Voting Rights in South Dakota, 1982-2006 (pdf)
In the past 40 years, South Dakota has become a battleground for American Indian voting rights. Since 1966, of the sixty-six lawsuits filed nationwide in which voting rights of Indians were at issue, seventeen have been filed in South Dakota. In 1977, then-South Dakota Attorney General William Janklow expressed his outrage over the extension of Section 5 (the preclearance requirement) and Sections 4(f)(4) and 203 (the minority language assistance provision) of the Voting Rights Act ("VRA") to his state on behalf of American Indians. He derided Section 5 as a "facial absurdity" and, in a formal legal opinion, he advised the Secretary of State to ignore the preclearance requirement, stating: "I see no need to proceed with undue speed to subject our State's laws to a 'one-man veto' by the United States Attorney General." This official practice of ignoring the preclearance requirement of the VRA continued virtually unabated for the next twenty-five years.
Voting Rights in Texas, 1982-2006 (pdf)
The Voting Rights Act of 1965 (VRA) has been indispensable to guaranteeing minority voters access to the ballot in Texas. Texas has experienced a long history of voting discrimination against its Latino and African-American citizens dating back to 1845. The enactment of the VRA in 1965 began a process of integrating Latinos, African Americans, and more recently, Asian Americans, into the political structures of Texas. Yet, a review of the minority voting experience in Texas since the 1982 VRA reauthorizations indicates that this process remains incomplete. Infringements on minority voting rights persist and noncompliance with the VRA continues at the state and local level. The VRA has proven to be an essential tool for enhancing minority inclusion in Texas.
Voting Rights in Virginia, 1982-2006 (pdf)
Virginia was one of the six original states covered entirely by Section 5 of the Voting Rights Act [hereinafter VRA] as a result of its long history of intentional discrimination against African Americans.
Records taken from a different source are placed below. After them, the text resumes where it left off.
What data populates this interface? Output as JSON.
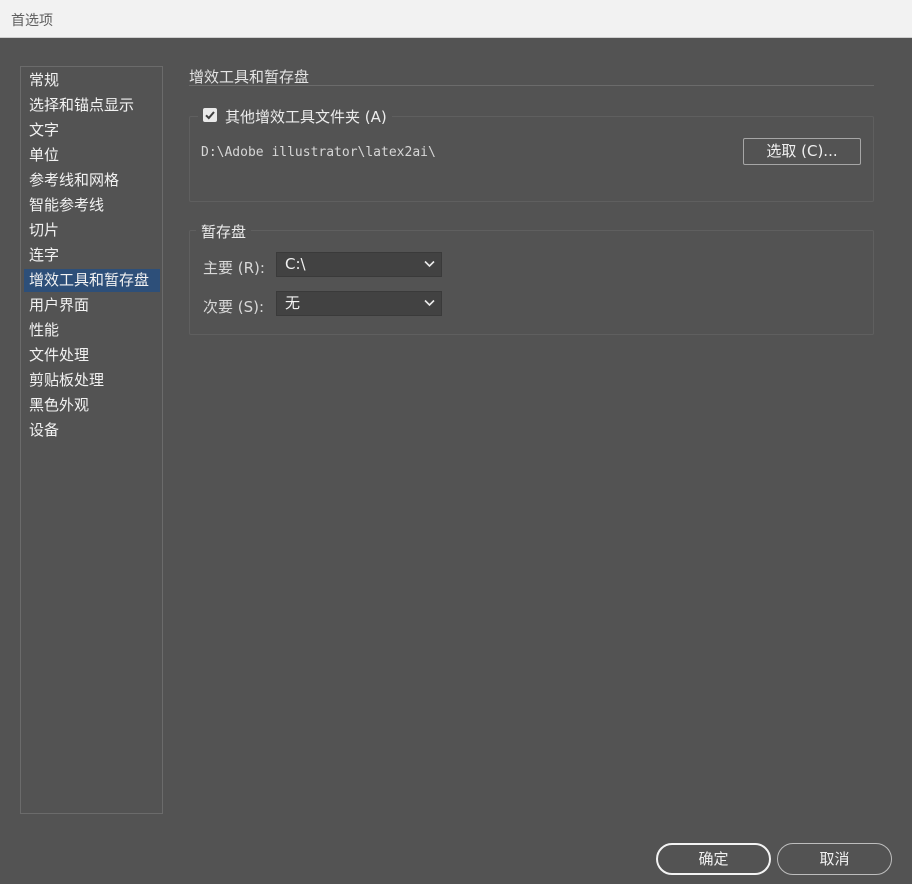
{
  "window": {
    "title": "首选项"
  },
  "sidebar": {
    "items": [
      {
        "label": "常规"
      },
      {
        "label": "选择和锚点显示"
      },
      {
        "label": "文字"
      },
      {
        "label": "单位"
      },
      {
        "label": "参考线和网格"
      },
      {
        "label": "智能参考线"
      },
      {
        "label": "切片"
      },
      {
        "label": "连字"
      },
      {
        "label": "增效工具和暂存盘",
        "selected": true
      },
      {
        "label": "用户界面"
      },
      {
        "label": "性能"
      },
      {
        "label": "文件处理"
      },
      {
        "label": "剪贴板处理"
      },
      {
        "label": "黑色外观"
      },
      {
        "label": "设备"
      }
    ],
    "selected_color": "#2d4f79"
  },
  "panel": {
    "title": "增效工具和暂存盘",
    "plugins": {
      "checkbox_label": "其他增效工具文件夹 (A)",
      "checked": true,
      "path": "D:\\Adobe illustrator\\latex2ai\\",
      "choose_button": "选取 (C)..."
    },
    "scratch": {
      "legend": "暂存盘",
      "primary_label": "主要 (R):",
      "primary_value": "C:\\",
      "secondary_label": "次要 (S):",
      "secondary_value": "无"
    }
  },
  "footer": {
    "ok": "确定",
    "cancel": "取消"
  },
  "icons": {
    "checkbox": "checkmark-icon",
    "dropdown": "chevron-down-icon"
  }
}
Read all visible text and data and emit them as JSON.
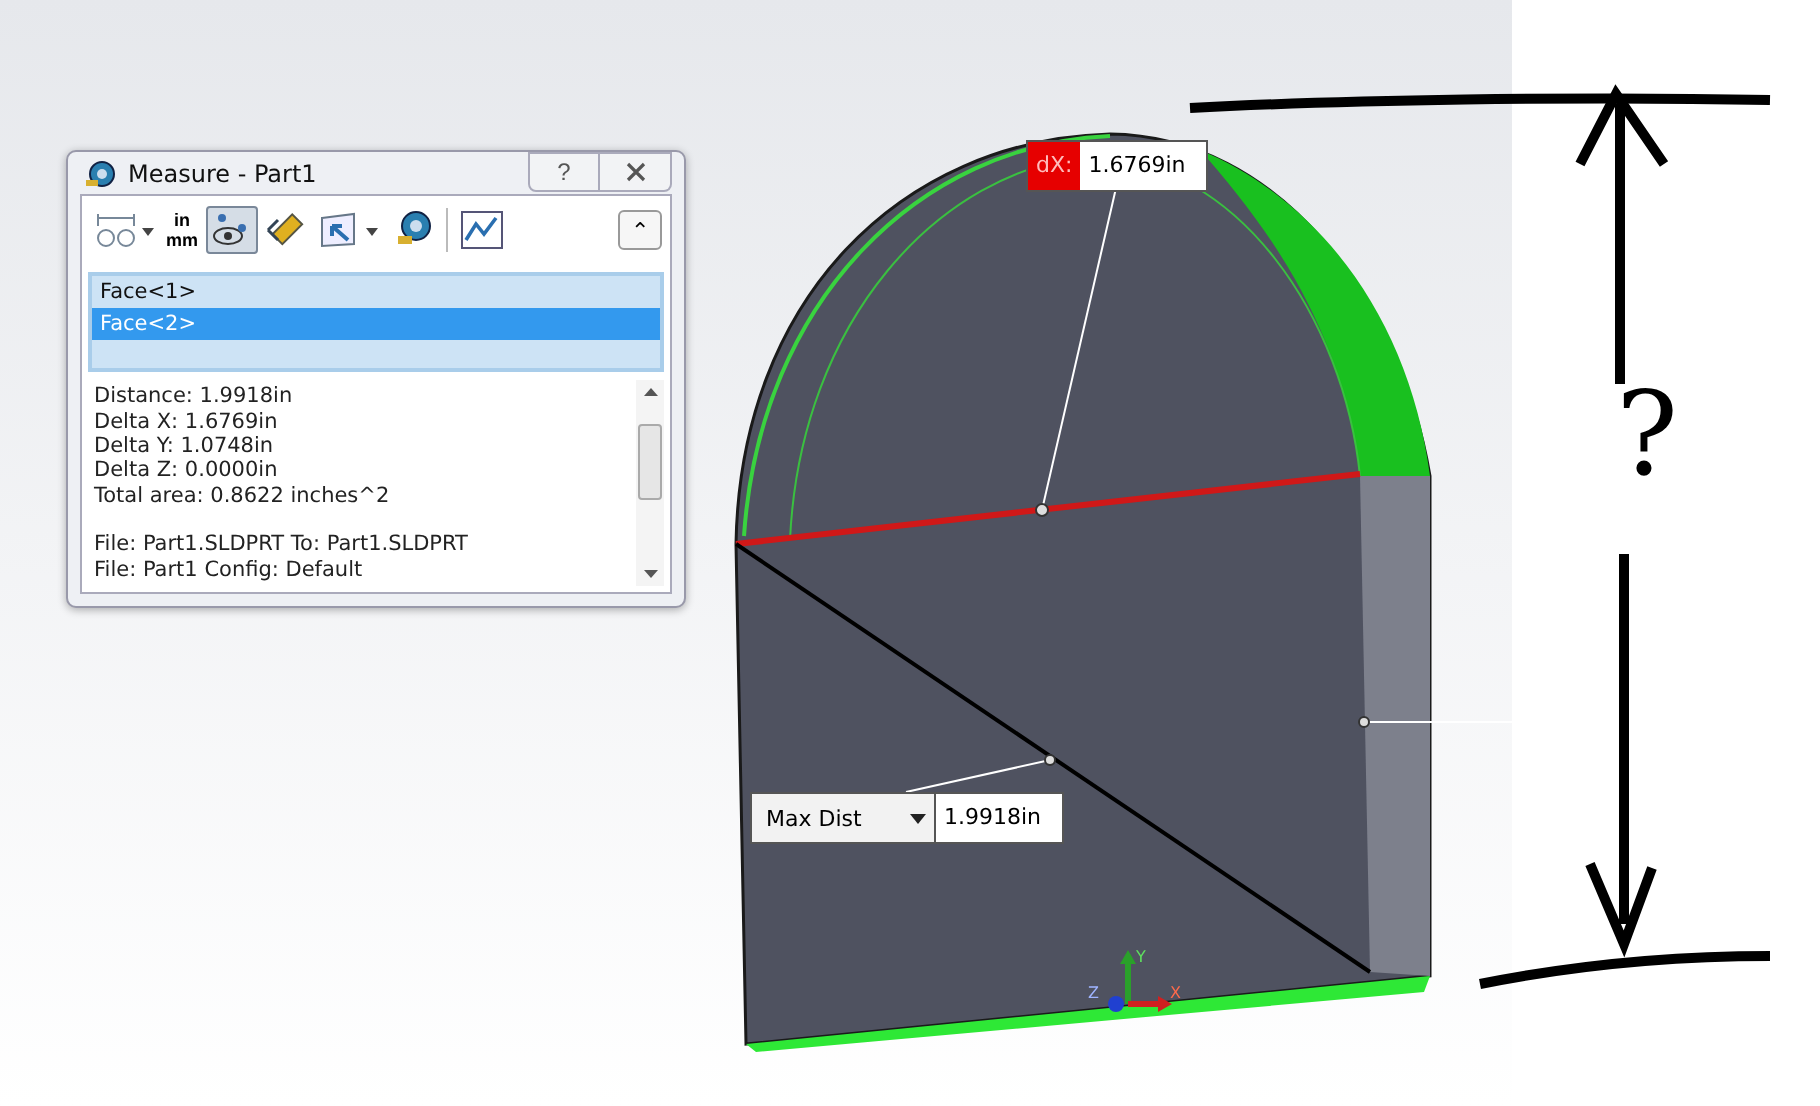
{
  "window": {
    "title": "Measure - Part1",
    "help_button": "?"
  },
  "toolbar": {
    "units_top": "in",
    "units_bottom": "mm",
    "xyz_pressed": true,
    "collapse_button": "⌃"
  },
  "selections": [
    {
      "label": "Face<1>",
      "selected": false
    },
    {
      "label": "Face<2>",
      "selected": true
    }
  ],
  "results": [
    [
      "Distance: 1.9918in",
      "Delta X: 1.6769in",
      "Delta Y: 1.0748in",
      "Delta Z: 0.0000in",
      "Total area: 0.8622 inches^2"
    ],
    [
      "File: Part1.SLDPRT To: Part1.SLDPRT",
      "File: Part1 Config: Default"
    ]
  ],
  "viewport": {
    "dx_callout": {
      "label": "dX:",
      "value": "1.6769in"
    },
    "max_dist_callout": {
      "option": "Max Dist",
      "value": "1.9918in"
    },
    "triad": {
      "x": "X",
      "y": "Y",
      "z": "Z"
    },
    "annotation": {
      "mark": "?"
    }
  }
}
The VRA has succeeded in removing some of the direct and indirect barriers to voting by African Americans and other racial minorities. A period of forty years of VRA protection, however, has been insufficient to completely erase the effects and continued practice of voting discrimination. To the extent that there has been progress, it has come at the behest of the Department of Justice (DOJ) or the federal courts, sometimes after extensive litigation. For example, as detailed below, there have been numerous Section 5 objections in every decade since the last reauthorization of the VRA in 1982 and in a wide range of areas, including: redistricting, voting procedures, election schedules, and the structure of elected bodies. In addition to the Section 5 objections, there have been multiple successful Section 2 vote dilution challenges, consent decrees and even constitutional challenges to discriminatory voting practices in Virginia.